Why Clooney is no renaissance man
Apart from the invitation to Downing Street to meet Gordon and Sarah Brown, it wasn't a great week for George Clooney. His new film Leatherheads was beaten at the US box office by the far cheaper film, 21, suggesting his days as a matinee idol might be over. And a profile in the New Yorker magazine suggests that beneath the handsome good looks, the charm and the deep concern over human rights in Darfur, there lurks a man who doesn't appear to have a mind of his own.
The writer Ian Parker visited the actor at his home in the Hollywood Hills, which had been totally revamped - in Clooney's absence - by Rande Gerber, the husband of supermodel Cindy Crawford.
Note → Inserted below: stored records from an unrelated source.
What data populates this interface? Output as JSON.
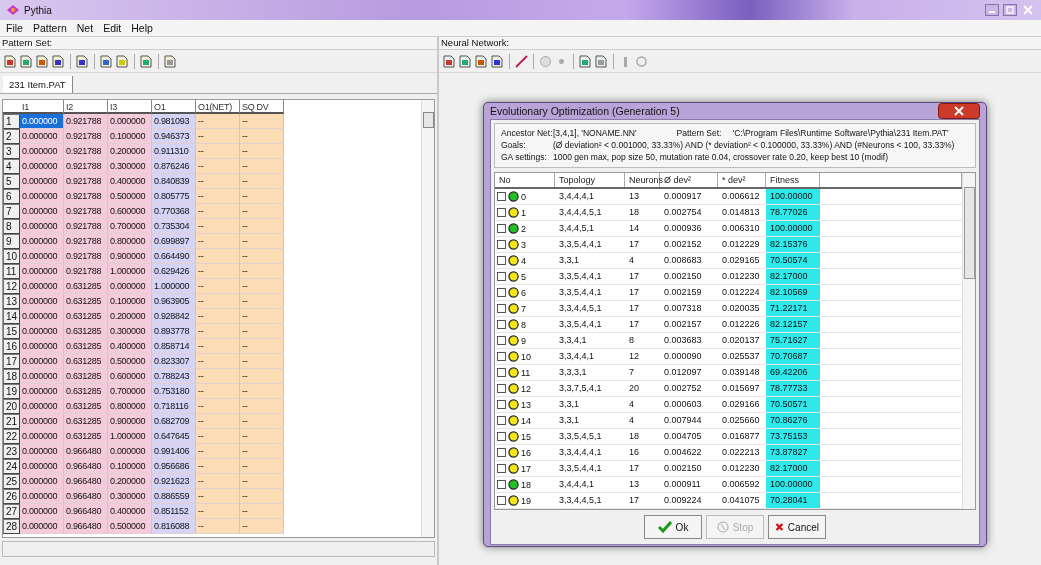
{
  "window": {
    "title": "Pythia"
  },
  "menu": [
    "File",
    "Pattern",
    "Net",
    "Edit",
    "Help"
  ],
  "pattern_set": {
    "label": "Pattern Set:",
    "tabs": [
      {
        "label": "231 Item.PAT",
        "selected": true
      }
    ],
    "columns": [
      {
        "label": "I1",
        "kind": "input"
      },
      {
        "label": "I2",
        "kind": "input"
      },
      {
        "label": "I3",
        "kind": "input"
      },
      {
        "label": "O1",
        "kind": "output"
      },
      {
        "label": "O1(NET)",
        "kind": "result"
      },
      {
        "label": "SQ DV",
        "kind": "result"
      }
    ],
    "rows": [
      {
        "no": "1",
        "selected": true,
        "cells": [
          "0.000000",
          "0.921788",
          "0.000000",
          "0.981093",
          "--",
          "--"
        ]
      },
      {
        "no": "2",
        "selected": false,
        "cells": [
          "0.000000",
          "0.921788",
          "0.100000",
          "0.946373",
          "--",
          "--"
        ]
      },
      {
        "no": "3",
        "selected": false,
        "cells": [
          "0.000000",
          "0.921788",
          "0.200000",
          "0.911310",
          "--",
          "--"
        ]
      },
      {
        "no": "4",
        "selected": false,
        "cells": [
          "0.000000",
          "0.921788",
          "0.300000",
          "0.876246",
          "--",
          "--"
        ]
      },
      {
        "no": "5",
        "selected": false,
        "cells": [
          "0.000000",
          "0.921788",
          "0.400000",
          "0.840839",
          "--",
          "--"
        ]
      },
      {
        "no": "6",
        "selected": false,
        "cells": [
          "0.000000",
          "0.921788",
          "0.500000",
          "0.805775",
          "--",
          "--"
        ]
      },
      {
        "no": "7",
        "selected": false,
        "cells": [
          "0.000000",
          "0.921788",
          "0.600000",
          "0.770368",
          "--",
          "--"
        ]
      },
      {
        "no": "8",
        "selected": false,
        "cells": [
          "0.000000",
          "0.921788",
          "0.700000",
          "0.735304",
          "--",
          "--"
        ]
      },
      {
        "no": "9",
        "selected": false,
        "cells": [
          "0.000000",
          "0.921788",
          "0.800000",
          "0.699897",
          "--",
          "--"
        ]
      },
      {
        "no": "10",
        "selected": false,
        "cells": [
          "0.000000",
          "0.921788",
          "0.900000",
          "0.664490",
          "--",
          "--"
        ]
      },
      {
        "no": "11",
        "selected": false,
        "cells": [
          "0.000000",
          "0.921788",
          "1.000000",
          "0.629426",
          "--",
          "--"
        ]
      },
      {
        "no": "12",
        "selected": false,
        "cells": [
          "0.000000",
          "0.631285",
          "0.000000",
          "1.000000",
          "--",
          "--"
        ]
      },
      {
        "no": "13",
        "selected": false,
        "cells": [
          "0.000000",
          "0.631285",
          "0.100000",
          "0.963905",
          "--",
          "--"
        ]
      },
      {
        "no": "14",
        "selected": false,
        "cells": [
          "0.000000",
          "0.631285",
          "0.200000",
          "0.928842",
          "--",
          "--"
        ]
      },
      {
        "no": "15",
        "selected": false,
        "cells": [
          "0.000000",
          "0.631285",
          "0.300000",
          "0.893778",
          "--",
          "--"
        ]
      },
      {
        "no": "16",
        "selected": false,
        "cells": [
          "0.000000",
          "0.631285",
          "0.400000",
          "0.858714",
          "--",
          "--"
        ]
      },
      {
        "no": "17",
        "selected": false,
        "cells": [
          "0.000000",
          "0.631285",
          "0.500000",
          "0.823307",
          "--",
          "--"
        ]
      },
      {
        "no": "18",
        "selected": false,
        "cells": [
          "0.000000",
          "0.631285",
          "0.600000",
          "0.788243",
          "--",
          "--"
        ]
      },
      {
        "no": "19",
        "selected": false,
        "cells": [
          "0.000000",
          "0.631285",
          "0.700000",
          "0.753180",
          "--",
          "--"
        ]
      },
      {
        "no": "20",
        "selected": false,
        "cells": [
          "0.000000",
          "0.631285",
          "0.800000",
          "0.718116",
          "--",
          "--"
        ]
      },
      {
        "no": "21",
        "selected": false,
        "cells": [
          "0.000000",
          "0.631285",
          "0.900000",
          "0.682709",
          "--",
          "--"
        ]
      },
      {
        "no": "22",
        "selected": false,
        "cells": [
          "0.000000",
          "0.631285",
          "1.000000",
          "0.647645",
          "--",
          "--"
        ]
      },
      {
        "no": "23",
        "selected": false,
        "cells": [
          "0.000000",
          "0.966480",
          "0.000000",
          "0.991406",
          "--",
          "--"
        ]
      },
      {
        "no": "24",
        "selected": false,
        "cells": [
          "0.000000",
          "0.966480",
          "0.100000",
          "0.956686",
          "--",
          "--"
        ]
      },
      {
        "no": "25",
        "selected": false,
        "cells": [
          "0.000000",
          "0.966480",
          "0.200000",
          "0.921623",
          "--",
          "--"
        ]
      },
      {
        "no": "26",
        "selected": false,
        "cells": [
          "0.000000",
          "0.966480",
          "0.300000",
          "0.886559",
          "--",
          "--"
        ]
      },
      {
        "no": "27",
        "selected": false,
        "cells": [
          "0.000000",
          "0.966480",
          "0.400000",
          "0.851152",
          "--",
          "--"
        ]
      },
      {
        "no": "28",
        "selected": false,
        "cells": [
          "0.000000",
          "0.966480",
          "0.500000",
          "0.816088",
          "--",
          "--"
        ]
      }
    ]
  },
  "neural_network": {
    "label": "Neural Network:"
  },
  "dialog": {
    "title": "Evolutionary Optimization (Generation 5)",
    "info": [
      {
        "label": "Ancestor Net:",
        "value": "[3,4,1], 'NONAME.NN'",
        "label_2": "Pattern Set:",
        "value_2": "'C:\\Program Files\\Runtime Software\\Pythia\\231 Item.PAT'"
      },
      {
        "label": "Goals:",
        "value": "(Ø deviation² <  0.001000, 33.33%)   AND   (* deviation² <  0.100000, 33.33%)   AND   (#Neurons < 100, 33.33%)"
      },
      {
        "label": "GA settings:",
        "value": "1000 gen max, pop size 50, mutation rate 0.04, crossover rate 0.20, keep best 10 (modif)"
      }
    ],
    "columns": [
      "No",
      "Topology",
      "Neurons",
      "Ø dev²",
      "* dev²",
      "Fitness"
    ],
    "rows": [
      {
        "checked": false,
        "color": "#22c022",
        "no": "0",
        "topology": "3,4,4,4,1",
        "neurons": "13",
        "avg_dev": "0.000917",
        "max_dev": "0.006612",
        "fitness": "100.00000"
      },
      {
        "checked": false,
        "color": "#f2e21a",
        "no": "1",
        "topology": "3,4,4,4,5,1",
        "neurons": "18",
        "avg_dev": "0.002754",
        "max_dev": "0.014813",
        "fitness": "78.77026"
      },
      {
        "checked": false,
        "color": "#22c022",
        "no": "2",
        "topology": "3,4,4,5,1",
        "neurons": "14",
        "avg_dev": "0.000936",
        "max_dev": "0.006310",
        "fitness": "100.00000"
      },
      {
        "checked": false,
        "color": "#f2e21a",
        "no": "3",
        "topology": "3,3,5,4,4,1",
        "neurons": "17",
        "avg_dev": "0.002152",
        "max_dev": "0.012229",
        "fitness": "82.15376"
      },
      {
        "checked": false,
        "color": "#f2e21a",
        "no": "4",
        "topology": "3,3,1",
        "neurons": "4",
        "avg_dev": "0.008683",
        "max_dev": "0.029165",
        "fitness": "70.50574"
      },
      {
        "checked": false,
        "color": "#f2e21a",
        "no": "5",
        "topology": "3,3,5,4,4,1",
        "neurons": "17",
        "avg_dev": "0.002150",
        "max_dev": "0.012230",
        "fitness": "82.17000"
      },
      {
        "checked": false,
        "color": "#f2e21a",
        "no": "6",
        "topology": "3,3,5,4,4,1",
        "neurons": "17",
        "avg_dev": "0.002159",
        "max_dev": "0.012224",
        "fitness": "82.10569"
      },
      {
        "checked": false,
        "color": "#f2e21a",
        "no": "7",
        "topology": "3,3,4,4,5,1",
        "neurons": "17",
        "avg_dev": "0.007318",
        "max_dev": "0.020035",
        "fitness": "71.22171"
      },
      {
        "checked": false,
        "color": "#f2e21a",
        "no": "8",
        "topology": "3,3,5,4,4,1",
        "neurons": "17",
        "avg_dev": "0.002157",
        "max_dev": "0.012226",
        "fitness": "82.12157"
      },
      {
        "checked": false,
        "color": "#f2e21a",
        "no": "9",
        "topology": "3,3,4,1",
        "neurons": "8",
        "avg_dev": "0.003683",
        "max_dev": "0.020137",
        "fitness": "75.71627"
      },
      {
        "checked": false,
        "color": "#f2e21a",
        "no": "10",
        "topology": "3,3,4,4,1",
        "neurons": "12",
        "avg_dev": "0.000090",
        "max_dev": "0.025537",
        "fitness": "70.70687"
      },
      {
        "checked": false,
        "color": "#f2e21a",
        "no": "11",
        "topology": "3,3,3,1",
        "neurons": "7",
        "avg_dev": "0.012097",
        "max_dev": "0.039148",
        "fitness": "69.42206"
      },
      {
        "checked": false,
        "color": "#f2e21a",
        "no": "12",
        "topology": "3,3,7,5,4,1",
        "neurons": "20",
        "avg_dev": "0.002752",
        "max_dev": "0.015697",
        "fitness": "78.77733"
      },
      {
        "checked": false,
        "color": "#f2e21a",
        "no": "13",
        "topology": "3,3,1",
        "neurons": "4",
        "avg_dev": "0.000603",
        "max_dev": "0.029166",
        "fitness": "70.50571"
      },
      {
        "checked": false,
        "color": "#f2e21a",
        "no": "14",
        "topology": "3,3,1",
        "neurons": "4",
        "avg_dev": "0.007944",
        "max_dev": "0.025660",
        "fitness": "70.86276"
      },
      {
        "checked": false,
        "color": "#f2e21a",
        "no": "15",
        "topology": "3,3,5,4,5,1",
        "neurons": "18",
        "avg_dev": "0.004705",
        "max_dev": "0.016877",
        "fitness": "73.75153"
      },
      {
        "checked": false,
        "color": "#f2e21a",
        "no": "16",
        "topology": "3,3,4,4,4,1",
        "neurons": "16",
        "avg_dev": "0.004622",
        "max_dev": "0.022213",
        "fitness": "73.87827"
      },
      {
        "checked": false,
        "color": "#f2e21a",
        "no": "17",
        "topology": "3,3,5,4,4,1",
        "neurons": "17",
        "avg_dev": "0.002150",
        "max_dev": "0.012230",
        "fitness": "82.17000"
      },
      {
        "checked": false,
        "color": "#22c022",
        "no": "18",
        "topology": "3,4,4,4,1",
        "neurons": "13",
        "avg_dev": "0.000911",
        "max_dev": "0.006592",
        "fitness": "100.00000"
      },
      {
        "checked": false,
        "color": "#f2e21a",
        "no": "19",
        "topology": "3,3,4,4,5,1",
        "neurons": "17",
        "avg_dev": "0.009224",
        "max_dev": "0.041075",
        "fitness": "70.28041"
      }
    ],
    "buttons": [
      {
        "label": "Ok",
        "kind": "ok",
        "disabled": false
      },
      {
        "label": "Stop",
        "kind": "stop",
        "disabled": true
      },
      {
        "label": "Cancel",
        "kind": "cancel",
        "disabled": false
      }
    ]
  }
}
Gerber, it transpired, made all the decisions, without a word of consultation, from the size of the swimming pool to the framed photograph of Steve McQueen in the living room. "I didn't know if George likes Steve McQueen," Gerber confided to Parker.
In Clooney's screening room, Parker spotted a row of tall glass jars containing sweets. Parker assumed this was a personal quirk until he read that Gerber keeps sweets in tall glass jars in his offices in New York and Malibu...
Later, Parker found himself in a side room where Clooney's buddies are allowed to smoke. "I suppose I have a hip flask collection," said the actor, pointing to a line of hip flasks on a shelf. Another decor decision by Gerber.